Ancak Diyarbakır Barosu’nun açıklamasında “unutulma hakkını ihlal etmektedir” ifadesinin kullanılmasının bir yanlış anlamadan doğduğunu düşünüyorum. Çocukların mahremiyetinin ihlal edildiği bu görüntülerin yayımlanmasından olumsuz etkilenecekleri değerlendirmesini şimdiden yapmak mümkün.

Unutulma hakkı ise kişisel verilerin korunması kavramı ile iç içe geçmiş bir kavram olsa da çocuklar açısından ileride doğacak bir kavram.
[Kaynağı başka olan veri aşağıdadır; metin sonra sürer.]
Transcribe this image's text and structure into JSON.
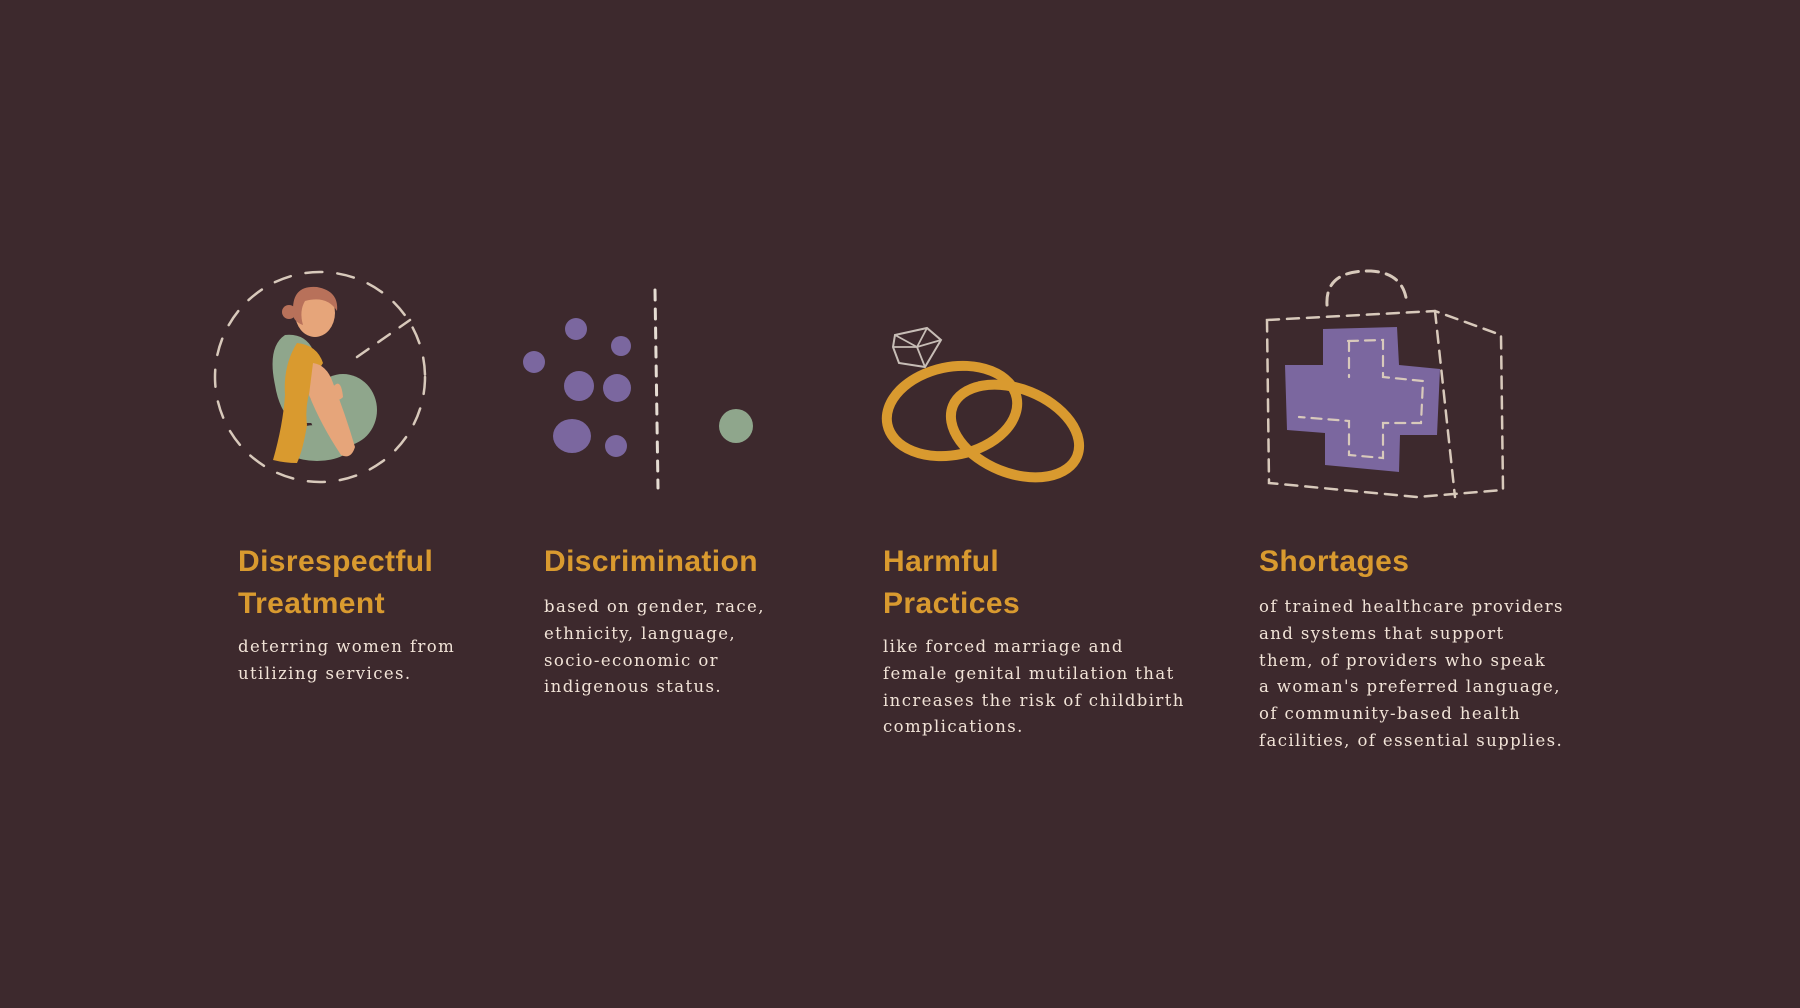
{
  "colors": {
    "background": "#3d292d",
    "title": "#d99a2f",
    "text": "#f1e3d7",
    "dashes": "#d8c9bb",
    "purple": "#7b679f",
    "sage": "#8fa68c",
    "gold": "#d99a2f",
    "skin": "#e6a57a",
    "hair": "#b8715a"
  },
  "items": [
    {
      "icon": "seated-woman-icon",
      "title_line1": "Disrespectful",
      "title_line2": "Treatment",
      "description": "deterring women from\nutilizing services."
    },
    {
      "icon": "separated-dots-icon",
      "title_line1": "Discrimination",
      "description": "based on gender, race,\nethnicity, language,\nsocio-economic or\nindigenous status."
    },
    {
      "icon": "wedding-rings-icon",
      "title_line1": "Harmful",
      "title_line2": "Practices",
      "description": "like forced marriage and\nfemale genital mutilation that\nincreases the risk of childbirth\ncomplications."
    },
    {
      "icon": "medical-kit-icon",
      "title_line1": "Shortages",
      "description": "of trained healthcare providers\nand systems that support\nthem, of providers who speak\na woman's preferred language,\nof community-based health\nfacilities, of essential supplies."
    }
  ]
}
Çünkü “unutulma hakkı” bir kişinin kendisiyle ilgili kişisel verileri ortadan kaldırma, sildirme ve düzeltme hakkını içeriyor.
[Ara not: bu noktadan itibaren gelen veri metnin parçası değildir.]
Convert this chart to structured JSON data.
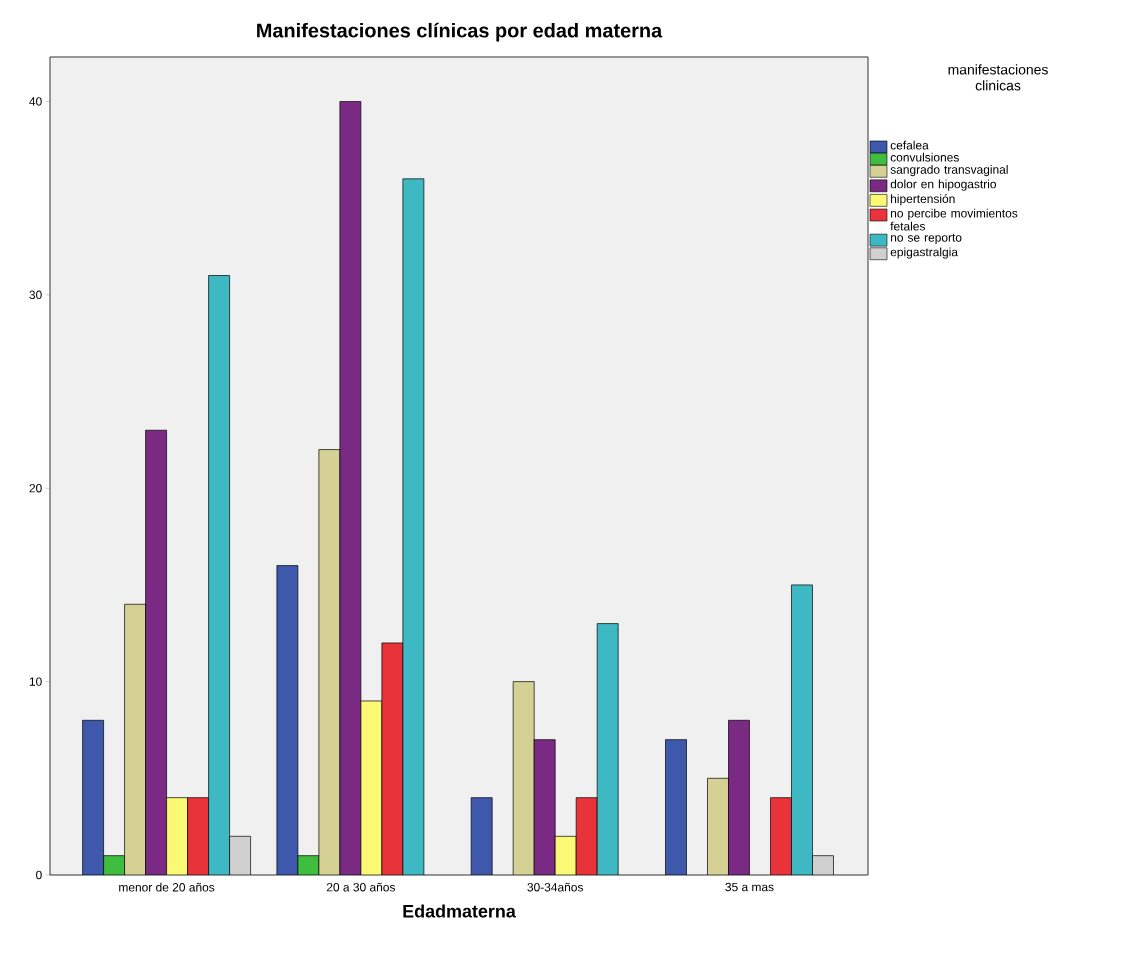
{
  "chart_data": {
    "type": "bar",
    "title": "Manifestaciones clínicas por edad materna",
    "xlabel": "Edadmaterna",
    "legend_title": "manifestaciones clinicas",
    "categories": [
      "menor de 20 años",
      "20 a 30 años",
      "30-34años",
      "35 a mas"
    ],
    "series": [
      {
        "name": "cefalea",
        "color": "#3e58ac",
        "values": [
          8,
          16,
          4,
          7
        ]
      },
      {
        "name": "convulsiones",
        "color": "#3ebd3e",
        "values": [
          1,
          1,
          null,
          null
        ]
      },
      {
        "name": "sangrado transvaginal",
        "color": "#d5d195",
        "values": [
          14,
          22,
          10,
          5
        ]
      },
      {
        "name": "dolor en hipogastrio",
        "color": "#7b2a83",
        "values": [
          23,
          40,
          7,
          8
        ]
      },
      {
        "name": "hipertensión",
        "color": "#fbf873",
        "values": [
          4,
          9,
          2,
          null
        ]
      },
      {
        "name": "no percibe movimientos fetales",
        "color": "#e8333b",
        "values": [
          4,
          12,
          4,
          4
        ]
      },
      {
        "name": "no se reporto",
        "color": "#3eb9c3",
        "values": [
          31,
          36,
          13,
          15
        ]
      },
      {
        "name": "epigastralgia",
        "color": "#d0d0d0",
        "values": [
          2,
          null,
          null,
          1
        ]
      }
    ],
    "ylim": [
      0,
      42.3
    ],
    "yticks": [
      0,
      10,
      20,
      30,
      40
    ],
    "grid": false,
    "legend": "right"
  }
}
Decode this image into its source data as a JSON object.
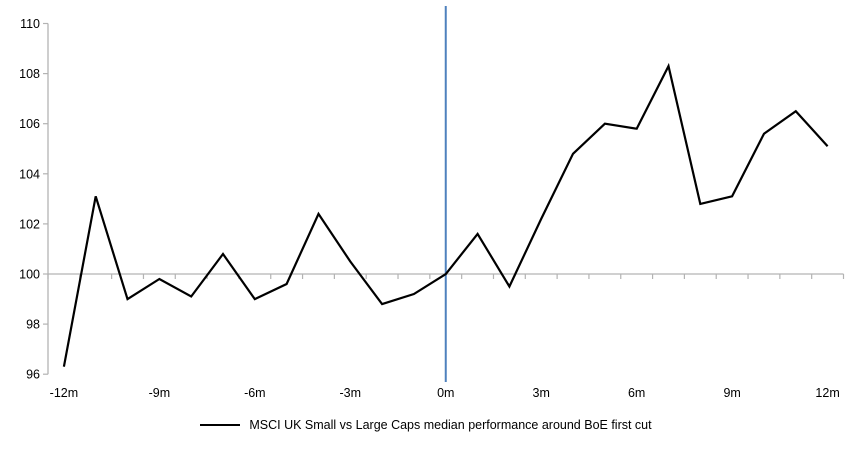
{
  "legend": {
    "label": "MSCI UK Small vs Large Caps median performance around BoE first cut",
    "swatch_color": "#000000"
  },
  "chart_data": {
    "type": "line",
    "title": "",
    "xlabel": "",
    "ylabel": "",
    "x": [
      -12,
      -11,
      -10,
      -9,
      -8,
      -7,
      -6,
      -5,
      -4,
      -3,
      -2,
      -1,
      0,
      1,
      2,
      3,
      4,
      5,
      6,
      7,
      8,
      9,
      10,
      11,
      12
    ],
    "series": [
      {
        "name": "MSCI UK Small vs Large Caps median performance around BoE first cut",
        "color": "#000000",
        "values": [
          96.3,
          103.1,
          99.0,
          99.8,
          99.1,
          100.8,
          99.0,
          99.6,
          102.4,
          100.5,
          98.8,
          99.2,
          100.0,
          101.6,
          99.5,
          102.2,
          104.8,
          106.0,
          105.8,
          108.3,
          102.8,
          103.1,
          105.6,
          106.5,
          105.1
        ]
      }
    ],
    "ylim": [
      96,
      110
    ],
    "y_ticks": [
      110,
      108,
      106,
      104,
      102,
      100,
      98,
      96
    ],
    "x_tick_labels": [
      "-12m",
      "-9m",
      "-6m",
      "-3m",
      "0m",
      "3m",
      "6m",
      "9m",
      "12m"
    ],
    "x_tick_positions": [
      -12,
      -9,
      -6,
      -3,
      0,
      3,
      6,
      9,
      12
    ],
    "baseline_value": 100,
    "event_line": {
      "x": 0,
      "color": "#4f81bd"
    },
    "axis_color": "#b3b3b3",
    "grid": "baseline-only",
    "legend_position": "bottom-center"
  }
}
Avrupa Birliği Adalet Divanı’nın 95/46/Ec sayılı Direktifinde tanımlanan ve sınırları çizilen “unutulma hakkı”, daha sonra Avrupa Parlamentosu’nun 2016 yılında kabul ettiği Genel Veri Koruma Tüzüğü’nde ayrıntılı olarak düzenlendi. Tüzüğün “unutulma hakkı” ile ilgili 17. Maddesine göre, “kişisel verinin işlenmesinde ilgili kişinin rızasının bulunmaması veya itiraz etmesi” ve “kişisel verilerin hukuka aykırı şekilde işlenmiş olması” temel koşullar.

Diyarbakırlı çocukların söz konusu görüntüsü de rızaya dayalı olmadığı ve hukuka aykırı şekilde alındığı, yayına devam etmesi için başkaca meşru bir gerekçe de olmadığı için ileride “unutulma hakkı” kapsamına girecektir. Çocuklar, isterlerse “unutulma hakkı” gerekçesiyle başvurarak bu görüntüyü ve görüntüye dayanan haberleri sildirebilir, ortadan kaldırabilir.

Umarım medya yöneticileri bu eleştiriler ışığında çocuklarla ilgili yayınları yeniden değerlendirir, bu haberleri silmek için “unutulma hakkı”nın kullanılmasına kadar beklemez.